Well not Bruguera, as he just never had any momentum in his match with Kuerten from start to finish, but those others probably yeah.
 

Musterrific

Hall of Fame
I tend to agree, but he did beat Sampras in a Masters final on carpet later that year, so you never know. That was a super impressive win, and another example of being Muster underrated a bit off clay (I think more than being underrated on by far his best surface of clay itself). Sampras is a whole different beast in slams though, so it would be a whole different proposition to Essen. It is shame he never made a semi final at the US Open, he was certainly a good enough hard court player too if he got the right draw. He did make a semi final in Australia, which was generally his weaker hard court slam surface of the two. And gave Sampras a quite good match, despite it deceivingly being straight sets.
I guess in theory he would have had a chance, but Sampras at the US Open during his peak years, like 95, was almost impossible to beat. Even Agassi couldn't do it.

Also, Muster made 2 AO semis - 89 and 97.
 
@magnut - do you know any more about Muster’s racquet specs from the “extended era”? Man, he must have hit a heavy ball with the extra leverage of an extended frame.

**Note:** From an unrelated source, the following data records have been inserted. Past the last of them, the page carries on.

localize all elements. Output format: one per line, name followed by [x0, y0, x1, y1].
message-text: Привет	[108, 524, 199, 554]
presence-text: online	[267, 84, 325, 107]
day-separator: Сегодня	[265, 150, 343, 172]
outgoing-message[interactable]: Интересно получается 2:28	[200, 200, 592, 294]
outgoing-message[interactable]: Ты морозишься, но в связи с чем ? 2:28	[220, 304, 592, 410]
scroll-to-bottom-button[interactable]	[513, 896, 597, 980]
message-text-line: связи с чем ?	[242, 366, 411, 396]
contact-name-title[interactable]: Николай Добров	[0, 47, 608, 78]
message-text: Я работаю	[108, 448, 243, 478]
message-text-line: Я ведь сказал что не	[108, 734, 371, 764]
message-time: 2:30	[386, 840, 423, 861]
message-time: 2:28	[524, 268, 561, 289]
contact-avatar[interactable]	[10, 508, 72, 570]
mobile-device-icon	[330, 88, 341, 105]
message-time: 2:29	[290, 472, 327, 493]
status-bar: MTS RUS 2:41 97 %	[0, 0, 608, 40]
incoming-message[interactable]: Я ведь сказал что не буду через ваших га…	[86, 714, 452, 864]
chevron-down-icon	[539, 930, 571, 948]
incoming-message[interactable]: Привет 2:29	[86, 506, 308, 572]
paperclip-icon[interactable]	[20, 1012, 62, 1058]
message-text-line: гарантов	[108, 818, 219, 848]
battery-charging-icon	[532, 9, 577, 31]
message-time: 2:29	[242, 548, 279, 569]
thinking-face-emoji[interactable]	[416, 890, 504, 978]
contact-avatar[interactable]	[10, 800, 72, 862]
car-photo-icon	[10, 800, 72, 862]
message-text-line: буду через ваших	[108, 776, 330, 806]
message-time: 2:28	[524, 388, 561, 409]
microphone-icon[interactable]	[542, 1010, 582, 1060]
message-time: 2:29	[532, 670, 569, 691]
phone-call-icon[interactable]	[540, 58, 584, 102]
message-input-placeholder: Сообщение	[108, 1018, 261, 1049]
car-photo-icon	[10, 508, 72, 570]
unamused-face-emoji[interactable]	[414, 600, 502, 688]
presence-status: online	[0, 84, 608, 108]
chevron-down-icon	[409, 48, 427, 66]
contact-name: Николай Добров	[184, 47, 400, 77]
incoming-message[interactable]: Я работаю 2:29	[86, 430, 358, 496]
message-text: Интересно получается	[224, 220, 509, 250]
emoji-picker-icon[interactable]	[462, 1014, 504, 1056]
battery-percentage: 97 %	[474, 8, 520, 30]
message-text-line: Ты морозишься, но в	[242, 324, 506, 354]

Muster was a beast, and a very special part of tennis. He was like an insane animal during points, but when play stopped he measured it with being an incredibly friendly person and doing good discussions on the court.

The only other guy who has managed the balance of fighting for every ball in a brutal way while also having a good attitude on court in the same special way is Nadal imo.
 

martinezownsclay

Hall of Fame
I guess in theory he would have had a chance, but Sampras at the US Open during his peak years, like 95, was almost impossible to beat. Even Agassi couldn't do it.

Also, Muster made 2 AO semis - 89 and 97.

Yeah the only one to beat Sampras in a late round at the US Open from 93-99 was Rafter in 98, and I think injury played a big part in that loss. I truly think he wins both 94 and 97 too for sure if he gets to the semis, or just gets past the round of 16 matches he lost both years. As well as 99 if he plays, and if he ever loses, it would have to be before the semis or quarters just like 94 and 97.

Post 99 he could be beatable in finals now, due to the quick turnaround from semis and finals being challenging on any older player.